Changpeng Zhao has released a memoir called Freedom of Money, offering his own account of Binance’s growth, legal troubles and time in prison.
In his latest autobiography, CZ discusses SBF:
In 2022, on the eve of FTX's collapse, CZ considered rescuing FTX. However, when he discovered that SBF's team couldn't even produce a complete balance sheet within 24h, he gave up.
He believes SBF's business logic wasn't based… pic.twitter.com/ZJqfQ5gPJj
— Wu Blockchain (@WuBlockchain) April 8, 2026
The 364-page book follows Zhao’s path from his early work in finance and technology to the launch of Binance in 2017. The foreword was written by Binance co-founder Yi He.
Zhao says much of his story has already been shaped by media reports, court records and public debate. He presents the book as a way to add his own version of events.
Binance grew into the world’s largest crypto exchange in a short period. The memoir describes that expansion and the pressures that came with running a global platform.
Binance Growth and Legal Fallout
A central part of the book covers the US case against Zhao and Binance. In 2024, Zhao served a four-month prison sentence after pleading guilty to violating US anti-money-laundering laws.
The broader settlement also led Zhao to step down as Binance chief executive. Binance agreed to pay billions of dollars in penalties and to carry out compliance changes.
US authorities had spent years examining Binance over anti-money-laundering controls, sanctions compliance and licensing issues. The settlement closed one of the biggest enforcement cases in the crypto sector.
In the memoir, Zhao reflects on decisions made during Binance’s fast growth. He says that the company’s scale expanded faster than its compliance structure.
The book also describes his time in federal prison. Zhao writes about the change from leading a global company to living in a tightly controlled setting.
Zhao ties the book’s title to his view that crypto can improve access to money movement. He writes that users in emerging markets used Binance to move funds, manage local currency weakness and reach global markets.
Zhao’s Version of the FTX Collapse
Another section of the memoir revisits Binance’s brief effort to assess a deal for FTX in November 2022. Zhao says Sam Bankman-Fried asked for billions of dollars during a phone call before Binance signed a non-binding letter of intent.

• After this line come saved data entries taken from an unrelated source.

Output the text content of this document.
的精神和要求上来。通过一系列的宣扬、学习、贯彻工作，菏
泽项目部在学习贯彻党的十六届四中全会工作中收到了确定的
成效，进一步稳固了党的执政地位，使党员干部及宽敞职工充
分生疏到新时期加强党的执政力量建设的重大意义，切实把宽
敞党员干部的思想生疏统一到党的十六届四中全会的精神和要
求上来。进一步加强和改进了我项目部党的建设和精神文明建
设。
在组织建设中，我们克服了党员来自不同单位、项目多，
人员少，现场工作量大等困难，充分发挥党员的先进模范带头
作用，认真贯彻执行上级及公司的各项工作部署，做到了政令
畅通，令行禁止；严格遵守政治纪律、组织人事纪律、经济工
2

According to Zhao, he never seriously planned to buy FTX. He says the document was signed so Binance could review the numbers and see whether users could be protected.
Zhao argues that a public offer from Alameda CEO Caroline Ellison to buy Binance’s FTT holdings at $22 became a turning point. He says that price gave traders a clear level to sell against.
He writes that FTT then fell quickly, while FTX faced about $6 billion in withdrawals within 72 hours. Binance walked away from the deal on Nov. 9.
Zhao also says a Signal chat called “Exchange Collaboration,” created during the Terra-Luna crisis, later drew interest from DOJ and SEC investigators. He denies any collusion took place.
He further writes that Binance later handled a heavy wave of withdrawals, including $7 billion in one day in December 2022, and says user deposits later returned.